In [1]:
from pyspark.sql import SparkSession
from pyspark.sql import types as T
from pyspark.sql import functions as F

In [2]:
def show(df, limit = 5):
    return df.toPandas().head(limit)

In [3]:
spark = SparkSession.builder.master("local[*]").getOrCreate()

# Events

In [10]:
events = spark.read.csv(r"C:\Development\ultimateNakMuay\data\raw\wiki_events_onefc.csv", header=True)

In [13]:
events = events.withColumn(
    "date",
    F.when(
        F.to_date(F.col("date"), "MMMM d, yyyy").isNotNull(), F.to_date(F.col("date"), "MMMM d, yyyy")
        ).otherwise(F.to_date(F.col("date"), "d MMMM yyyy"))
        )\
    .withColumn("attendance", F.regexp_replace(F.col("attendance"), ",", ""))\
    .withColumn("attendance", F.col("attendance").cast(T.IntegerType()))\
    .withColumn("location", F.when(F.col("location") == "—", F.lit(None)).otherwise(F.col("location")))

In [16]:
events = events.withColumn("venue", F.when(F.col("venue") == "—", F.lit(None)).otherwise(F.col("venue")))

In [19]:
events = events.withColumn("location", F.split(F.col("location"), ","))\
    .withColumn("city", F.when(F.size(F.col("location")) == 3, F.element_at(F.col("location"), 1)))\
    .withColumn("state", F.when(
        F.size(F.col("location")) == 3, F.element_at(F.col("location"), 2)
        ).otherwise(F.element_at(F.col("location"), 1))
        )\
    .withColumn("country", F.element_at(F.col("location"), -1))\
    .withColumn("country", F.regexp_replace(F.col("country"), "[^a-zA-Z0-9 ]", ""))\
    .drop("location")

In [21]:
events = events.withColumnRenamed("#", "event_num")
for _ in events.columns:
    events = events.withColumnRenamed(_, _.lower())

In [23]:
cols = ["event_num", "event", "date", "venue", "city", "state", "country", "attendance"]

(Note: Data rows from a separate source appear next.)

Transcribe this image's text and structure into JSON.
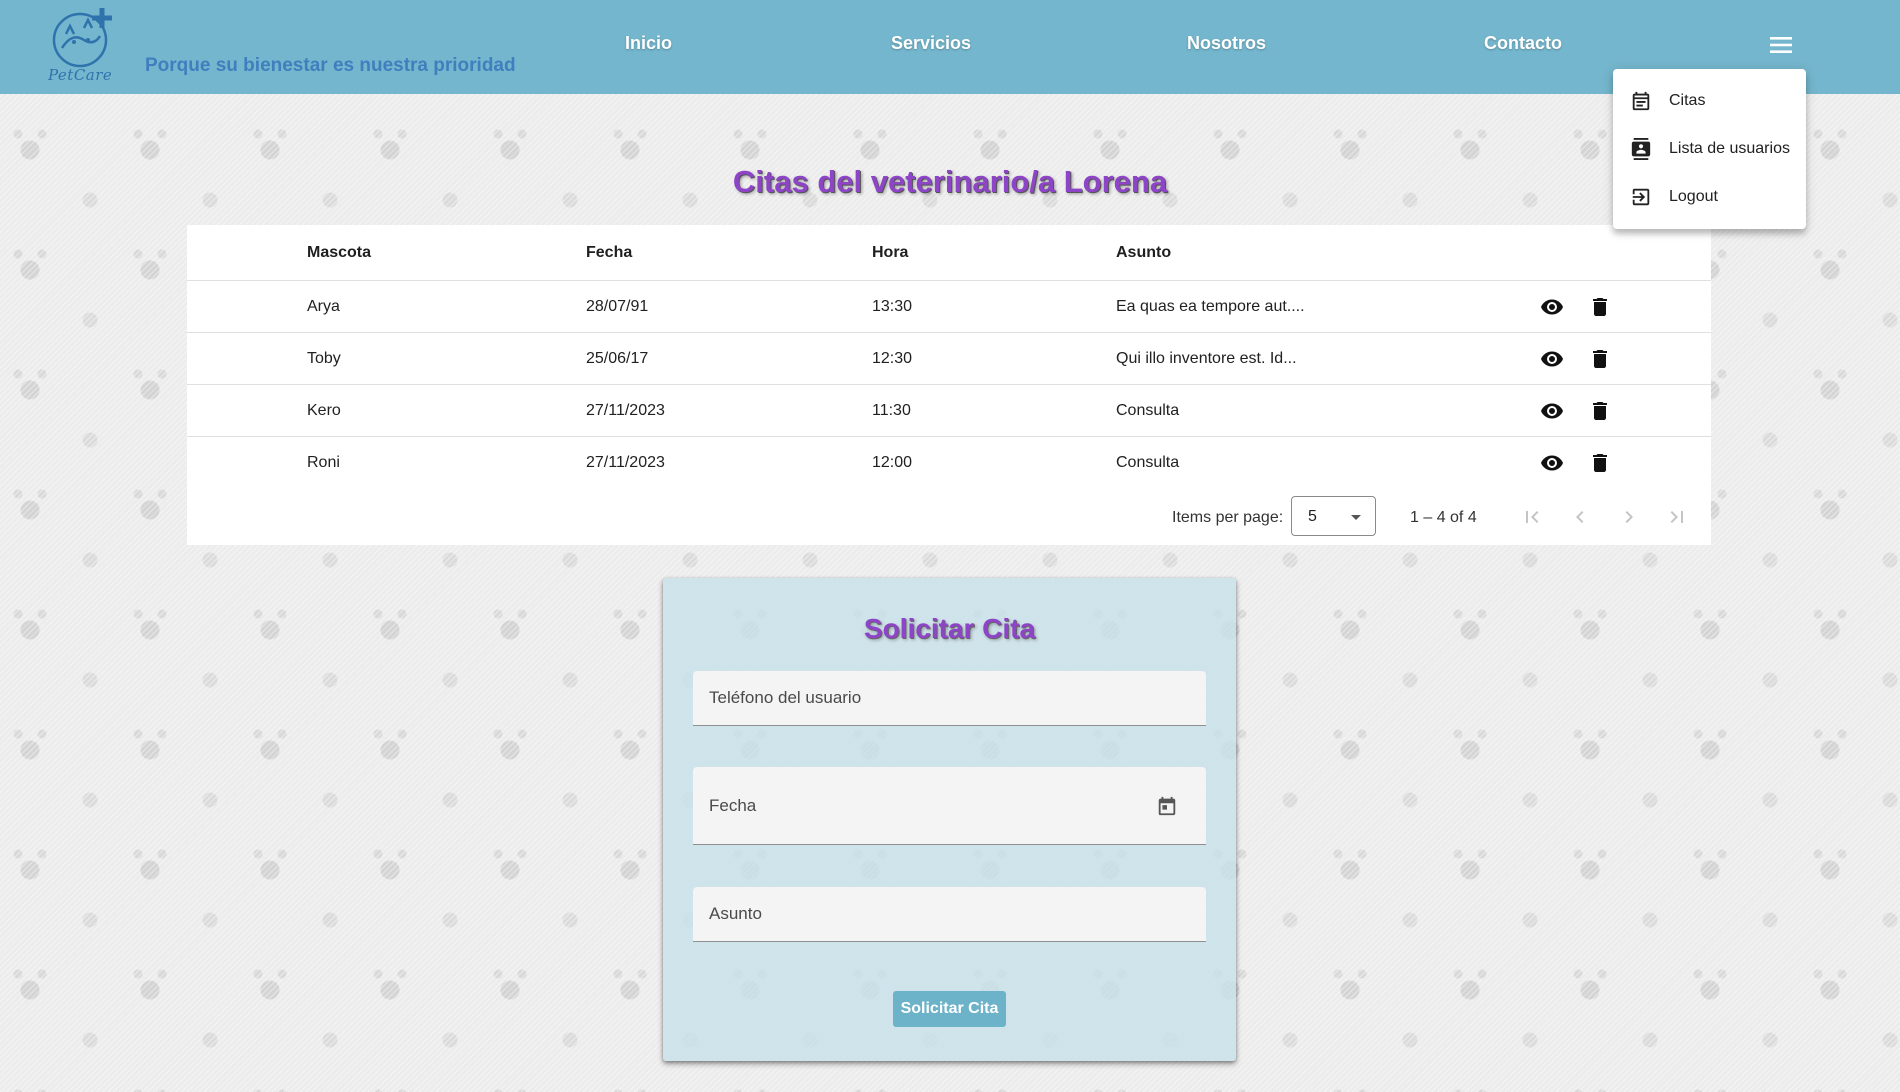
{
  "header": {
    "logo_text": "PetCare",
    "tagline": "Porque su bienestar es nuestra prioridad",
    "nav": [
      "Inicio",
      "Servicios",
      "Nosotros",
      "Contacto"
    ]
  },
  "menu": {
    "items": [
      {
        "label": "Citas",
        "icon": "calendar-icon"
      },
      {
        "label": "Lista de usuarios",
        "icon": "contacts-icon"
      },
      {
        "label": "Logout",
        "icon": "logout-icon"
      }
    ]
  },
  "page": {
    "title": "Citas del veterinario/a Lorena"
  },
  "table": {
    "headers": [
      "Mascota",
      "Fecha",
      "Hora",
      "Asunto"
    ],
    "rows": [
      {
        "mascota": "Arya",
        "fecha": "28/07/91",
        "hora": "13:30",
        "asunto": "Ea quas ea tempore aut...."
      },
      {
        "mascota": "Toby",
        "fecha": "25/06/17",
        "hora": "12:30",
        "asunto": "Qui illo inventore est. Id..."
      },
      {
        "mascota": "Kero",
        "fecha": "27/11/2023",
        "hora": "11:30",
        "asunto": "Consulta"
      },
      {
        "mascota": "Roni",
        "fecha": "27/11/2023",
        "hora": "12:00",
        "asunto": "Consulta"
      }
    ],
    "paginator": {
      "items_per_page_label": "Items per page:",
      "items_per_page": "5",
      "range": "1 – 4 of 4"
    }
  },
  "form": {
    "title": "Solicitar Cita",
    "telefono_label": "Teléfono del usuario",
    "fecha_label": "Fecha",
    "asunto_label": "Asunto",
    "submit": "Solicitar Cita"
  },
  "colors": {
    "navbar": "#74b6cd",
    "title_purple": "#8e44c7",
    "button": "#6cb3c9"
  }
}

events = events.select(*cols)

# Results

In [4]:
results = spark.read.csv(r"C:\Development\ultimateNakMuay\data\raw\wiki_results_onefc.csv", header=True)

In [8]:
results = results.withColumn("event_name", F.when(
    F.col("event").isNotNull(), F.col("event")
).otherwise(F.col("event_name"))
)

In [10]:
results = results.drop("event")

In [12]:
def remove_poisoned_rows(df):
    hash_rows = lambda col_list: F.sha2(F.concat_ws("|", *col_list), 256)
    test_cols = [F.col(_) for _ in df.columns[:7]]

    incorrect_data = df.filter(
        ~(F.col("time").contains(":") | F.col("time").contains("."))
        ).select(*test_cols)\
        .distinct()
    
    incorrect_data = incorrect_data.withColumn("poison", hash_rows(incorrect_data.columns))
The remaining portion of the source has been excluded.